Podríamos decir, sin reclamo alguno de por medio, que ha escrito en Más allá de las sombras un relato juvenil, de misterio, a ratos con sus tintes policíacos, a ratos con sus tintes fantásticos, y como con una sonrisa juguetona que asienta la gravedad de algunos pasajes, sonrisa que no evade ni la malicia ni la ironía, pero que sobre todo muéstrase cautivadora, interesante por, en el mejor sentido, interesada, y no tan secretamente amiga de sus personajes.

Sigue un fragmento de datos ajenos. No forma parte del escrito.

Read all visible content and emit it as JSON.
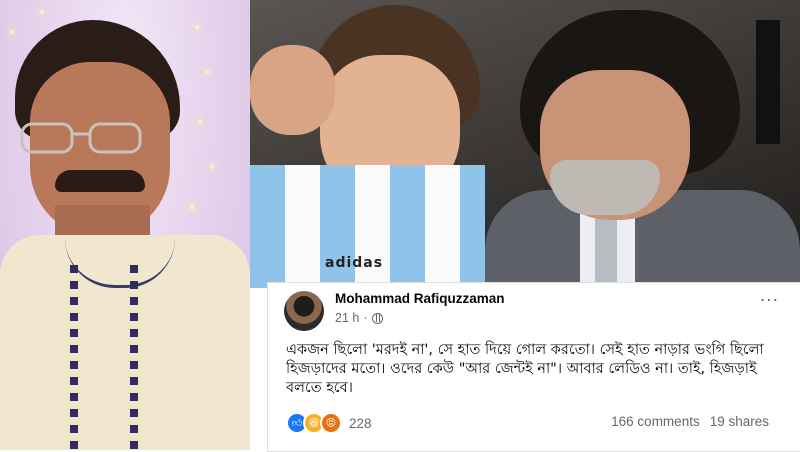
{
  "post": {
    "author": "Mohammad Rafiquzzaman",
    "time": "21 h",
    "time_separator": "·",
    "more_icon": "more-horizontal-icon",
    "body": "একজন ছিলো 'মরদই না', সে হাত দিয়ে গোল করতো। সেই হাত নাড়ার ভংগি ছিলো হিজড়াদের মতো। ওদের কেউ \"আর জেন্টই না\"। আবার লেডিও না। তাই, হিজড়াই বলতে হবে।",
    "reaction_icons": [
      "like-icon",
      "haha-icon",
      "angry-icon"
    ],
    "reaction_count": "228",
    "comments": "166 comments",
    "shares": "19 shares"
  },
  "photo": {
    "jersey_brand": "adidas"
  },
  "colors": {
    "facebook_blue": "#1877f2",
    "haha_yellow": "#f7b125",
    "angry_orange": "#e9710f",
    "secondary_text": "#65676b"
  }
}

Un periodista algo alcohólico, Abel, periodista en el Distrito Federal, decide retirarse un tiempo a la ciudad de Puebla y de allí algo más lejos, a Xochipila, donde reside su tío ciego, Marcial, buena persona formada en artes de las cuales muchos aún dudan y en las que es sin embargo posible –porque funcionan, curan– confiar. Me hubiera gustado mucho leer esta novela a los 16, 17 años (la leí en dos partes, el primer ejemplar que tuve en mis manos traía una ligera falla que me desconcertó; al retomarla –casi no dormí esa noche– seguí la historia de un tirón).

Es, bajita la mano o como por debajito del agua (esa sabia ligereza, atención del mimo), una novela iniciática. Juvenil, sí, pero ¿qué mejor edad para la iniciación? Sus personajes, a veces, pocas, no del todo dueños de su peso específico, son ahora también –buenos guías que conmigo supieron ser– mis amigos.